Goodness, what's a good Baptist supposed to do with that? It sounds terribly Catholic. Well, maybe it is in some ways, but this good Baptist -- or perhaps not so good, which I can live with -- has seen something beautiful to be had within it. This idea of "continual growth" is something of a wonder and hopeful delight for me. My understanding of it is very simple, perhaps too much so, but I see it as thus:
In Heaven, at least as Heaven is now and not as it shall be when He makes all things new, we experience and see God as He is, in His essence. However, we have not become infinite, we are not ourselves God. Yet, seeing Him, we see Infinity, and somehow we know the Infinite. Confusing? Oh so very much, but perhaps it works out as thus: we pray for the saints, which are all people in Heaven, those already in the literal presence of God, to experience continual growth. For when you gaze into Infinity, there is infinity to see. In Heaven, we shall be constantly discovering new wonders of God that were not first apparent. We will still be growing, still be delighting, still be fascinated by Him not the least of which will be due to constantly being surprised by His goodness in whatever way we experience it.

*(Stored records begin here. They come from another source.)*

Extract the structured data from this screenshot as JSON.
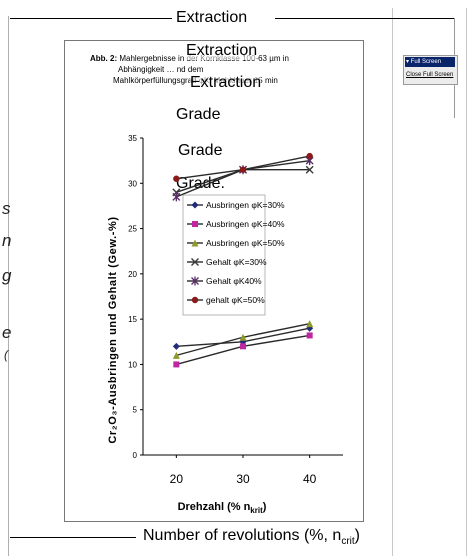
{
  "overlay": {
    "top_title": "Extraction",
    "extraction_2": "Extraction",
    "extraction_3": "Extraction",
    "grade_1": "Grade",
    "grade_2": "Grade",
    "grade_3": "Grade.",
    "bottom_caption": "Number of revolutions (%, n",
    "bottom_caption_sub": "crit",
    "bottom_caption_end": ")"
  },
  "toolbar": {
    "full_screen_label": "▾ Full Screen",
    "close_full_screen_label": "Close Full Screen"
  },
  "figure": {
    "caption_line1_prefix": "Abb. 2:",
    "caption_line1_rest": "Mahlergebnisse in der Kornklasse 100-63 µm in",
    "caption_line2": "Abhängigkeit … nd dem",
    "caption_line3": "Mahlkörperfüllungsgrad φK, Mahldauer 15 min"
  },
  "left_fragments": [
    "s",
    "n",
    "g",
    "e",
    "("
  ],
  "chart_data": {
    "type": "line",
    "xlabel": "Drehzahl (% n",
    "xlabel_sub": "krit",
    "xlabel_end": ")",
    "ylabel": "Cr₂O₃-Ausbringen und Gehalt (Gew.-%)",
    "x": [
      20,
      30,
      40
    ],
    "x_ticks": [
      "20",
      "30",
      "40"
    ],
    "ylim": [
      0,
      35
    ],
    "y_ticks": [
      "0",
      "5",
      "10",
      "15",
      "20",
      "25",
      "30",
      "35"
    ],
    "grid": false,
    "legend_position": "left-middle",
    "series": [
      {
        "name": "Ausbringen φK=30%",
        "marker": "diamond",
        "color": "#1f2a78",
        "values": [
          12.0,
          12.5,
          14.0
        ]
      },
      {
        "name": "Ausbringen φK=40%",
        "marker": "square",
        "color": "#c026a0",
        "values": [
          10.0,
          12.0,
          13.2
        ]
      },
      {
        "name": "Ausbringen φK=50%",
        "marker": "triangle",
        "color": "#8f9a2a",
        "values": [
          11.0,
          13.0,
          14.5
        ]
      },
      {
        "name": "Gehalt φK=30%",
        "marker": "x",
        "color": "#3a3a3a",
        "values": [
          29.0,
          31.5,
          31.5
        ]
      },
      {
        "name": "Gehalt φK40%",
        "marker": "star",
        "color": "#5a2d6a",
        "values": [
          28.5,
          31.5,
          32.5
        ]
      },
      {
        "name": "gehalt φK=50%",
        "marker": "circle",
        "color": "#8a1b1b",
        "values": [
          30.5,
          31.5,
          33.0
        ]
      }
    ]
  }
}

I'm a fan of this, for my greatest hope when it comes to Heaven is that God and I can take a walk together and I can ask Him questions about the creation. Very few of them begin with "Why . . ." Many of them start with, "How . . ."
I'll live and be delighted if this is not the case. It is Paradise after all. Nonetheless, it's a picture I am fond of, a picture that I am fond of thinking the saints since-departed are participating in right now. A growing conversation, a oneness with the One, where they are so much more themselves and yet His all at once. Truly saints, each and every one.
So on this All Saints Day, I offer up prayers for peace and strength for all those saints around the world today; I offer up prayers of thanksgiving for those whom God has already called home and the good work that they have done within the world to bring me to this place; and, I offer up prayers for their continual growth and understanding of Him.
Hm . . . I don't have a good Baptist answer for the last one, perhaps not even a good Anglican one, but as I understand and can make sense of it, though the saints are departed this life and therefore in Him, they are still journeying in Him, so I pray for all of them. Not a particular saint, but for all of them, as I would pray for the whole of the Church.
I'm still fuzzy on this, I know.
Different saints have meant different things to me at times in my life. There was a time when Catherine of Siena was particularly profound. Then there was Bonaventure and even recently Aquinas. Francis has been particularly formative to me for a long time. Why? Their writings express a heart for Christ that challenges me. I want to understand Him as they did. So I also want them to increase ever in understanding even as they are in His midst. Hence, prayers offered for all the saints.
I'm just not OK with saying that it works the opposite direction.
Huh, maybe it's a lot more confusing on some days than I first realized. I need to find a priest to corner.